The country’s Jewish community was estimated to be between 20,000 and 30,000 individuals. There were no reports of anti-Semitic acts.
Trafficking in Persons
See the Department of State’s Trafficking in Persons Report at www.state.gov/j/tip/rls/tiprpt/.
Persons with Disabilities
The law prohibits discrimination against persons with physical, sensory, intellectual, and mental disabilities in employment, education, air travel and other transportation, access to health care, or the provision of other state services, but the government did not enforce these provisions effectively. Employment discrimination remained a problem (see section 7.d.).
A common belief persisted that children with disabilities were ill and needed to be separated from other children and institutionalized, but specific educational facilities were available to children with some disabilities, for example, those with vision disabilities. Children with certain disabilities, including autism, received no education benefits or allowances. A local NGO reported there were approximately 60,000 children with disabilities in the country, of whom 6,000 to 10,000 had access to specialized educational facilities, while the rest were educated at home or not at all. The ability of children with disabilities to attend school was based on several factors, such as an evaluation by a medical committee, the type of disability, and the resources and physical structure of the family and the desired school. No laws mandate access to public or other buildings, information, or communications for persons with disabilities, and most buildings were not accessible.
Conditions in facilities for persons with mental and other disabilities varied. Qualified staff, equipment, and supplies at times were lacking.
The Ministries of Health and of Labor and Social Welfare are responsible for protecting the rights of persons with disabilities.
Citizens of Armenian descent reported discrimination in employment (see section 7.d.). Some groups reported sporadic incidents of discrimination, restrictions on their ability to teach in their native languages, and harassment by local authorities. These groups included Talysh in the south, Lezghi in the north, and Meskhetians and Kurds.
Acts of Violence, Discrimination, and Other Abuses Based on Sexual Orientation and Gender Identity
Antidiscrimination laws exist but do not specifically cover lesbian, gay, bisexual, transgender, and intersex (LGBTI) individuals.
Societal intolerance, violence, and discrimination based on sexual orientation and gender identity remained a problem. A local NGO reported that there were numerous incidents of police brutality against individuals based on sexual orientation and noted that authorities did not investigate or punish those responsible. There were also reports of family-based violence against LGBTI individuals and hostile Facebook postings on personal online accounts. A local organization reported that in the first eight months of the year, one gay and two transgender persons were killed and one transvestite committed suicide. In October media reported an attack on a group of LGBTI persons in the Baku City metro.

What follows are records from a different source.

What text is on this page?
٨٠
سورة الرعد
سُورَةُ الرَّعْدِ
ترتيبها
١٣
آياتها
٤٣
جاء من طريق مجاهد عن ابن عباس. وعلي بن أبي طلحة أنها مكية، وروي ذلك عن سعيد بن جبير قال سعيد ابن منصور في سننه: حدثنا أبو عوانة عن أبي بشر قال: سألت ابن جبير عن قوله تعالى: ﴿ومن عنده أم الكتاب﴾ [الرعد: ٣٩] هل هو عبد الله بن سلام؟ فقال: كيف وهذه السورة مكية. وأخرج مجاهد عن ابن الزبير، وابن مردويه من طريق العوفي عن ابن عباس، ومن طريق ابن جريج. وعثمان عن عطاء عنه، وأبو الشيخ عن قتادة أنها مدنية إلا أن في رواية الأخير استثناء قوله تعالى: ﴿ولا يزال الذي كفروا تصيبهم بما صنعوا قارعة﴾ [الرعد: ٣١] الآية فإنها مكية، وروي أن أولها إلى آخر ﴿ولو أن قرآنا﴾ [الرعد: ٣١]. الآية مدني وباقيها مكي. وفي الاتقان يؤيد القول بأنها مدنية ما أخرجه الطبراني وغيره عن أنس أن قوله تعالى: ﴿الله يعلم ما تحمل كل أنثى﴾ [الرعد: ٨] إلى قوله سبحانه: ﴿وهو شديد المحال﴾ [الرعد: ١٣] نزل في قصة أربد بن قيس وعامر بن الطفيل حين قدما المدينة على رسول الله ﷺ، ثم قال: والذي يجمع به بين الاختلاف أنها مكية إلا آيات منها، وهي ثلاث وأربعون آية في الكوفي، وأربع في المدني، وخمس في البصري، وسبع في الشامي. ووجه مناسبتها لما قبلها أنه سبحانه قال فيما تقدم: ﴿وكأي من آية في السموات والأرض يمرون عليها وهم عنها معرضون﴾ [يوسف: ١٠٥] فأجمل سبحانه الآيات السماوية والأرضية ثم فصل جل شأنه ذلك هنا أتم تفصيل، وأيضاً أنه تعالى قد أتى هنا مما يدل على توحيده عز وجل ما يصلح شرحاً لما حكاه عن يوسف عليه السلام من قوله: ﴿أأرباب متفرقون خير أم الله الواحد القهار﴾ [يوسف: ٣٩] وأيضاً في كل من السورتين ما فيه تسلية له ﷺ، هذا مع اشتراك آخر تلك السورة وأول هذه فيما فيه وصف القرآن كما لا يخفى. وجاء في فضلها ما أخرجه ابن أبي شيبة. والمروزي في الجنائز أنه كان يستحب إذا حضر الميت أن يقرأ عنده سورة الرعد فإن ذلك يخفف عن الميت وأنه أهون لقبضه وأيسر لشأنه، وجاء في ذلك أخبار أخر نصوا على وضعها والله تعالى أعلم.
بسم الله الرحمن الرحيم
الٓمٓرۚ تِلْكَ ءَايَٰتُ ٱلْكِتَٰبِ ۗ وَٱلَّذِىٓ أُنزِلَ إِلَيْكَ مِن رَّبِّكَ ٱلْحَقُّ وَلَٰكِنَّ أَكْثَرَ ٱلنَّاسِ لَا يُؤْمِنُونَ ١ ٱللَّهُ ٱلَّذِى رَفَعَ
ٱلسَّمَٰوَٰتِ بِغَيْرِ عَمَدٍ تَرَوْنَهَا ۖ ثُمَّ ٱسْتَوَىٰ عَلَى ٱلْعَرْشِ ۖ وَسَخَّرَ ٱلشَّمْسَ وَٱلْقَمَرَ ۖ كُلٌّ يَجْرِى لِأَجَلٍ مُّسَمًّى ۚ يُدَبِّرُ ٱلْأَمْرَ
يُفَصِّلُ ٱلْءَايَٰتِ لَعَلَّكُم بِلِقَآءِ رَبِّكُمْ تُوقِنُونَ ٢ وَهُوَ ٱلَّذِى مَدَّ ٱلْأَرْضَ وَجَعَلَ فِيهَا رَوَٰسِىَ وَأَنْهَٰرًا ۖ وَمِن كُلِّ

LGBTI individuals refused to file formal complaints of discrimination or mistreatment with law enforcement bodies due to fear of social stigma or retaliation. An NGO reported police indifference to investigating crimes committed against the LGBTI community.
There was societal prejudice and employment discrimination (see section 7.d.) against LGBTI persons.
HIV and AIDS Social Stigma
In the country’s most recent demographic and health survey (2006), 80 percent of women and 92 percent of men reported discriminatory attitudes towards persons with HIV. The World Health Organization’s Review of the HIV Program in Azerbaijan (2014) noted that discriminatory attitudes and overall lack of information about HIV/AIDS remained high. The issue was addressed in the Azerbaijan National Strategic Plan for HIV 2016-2020.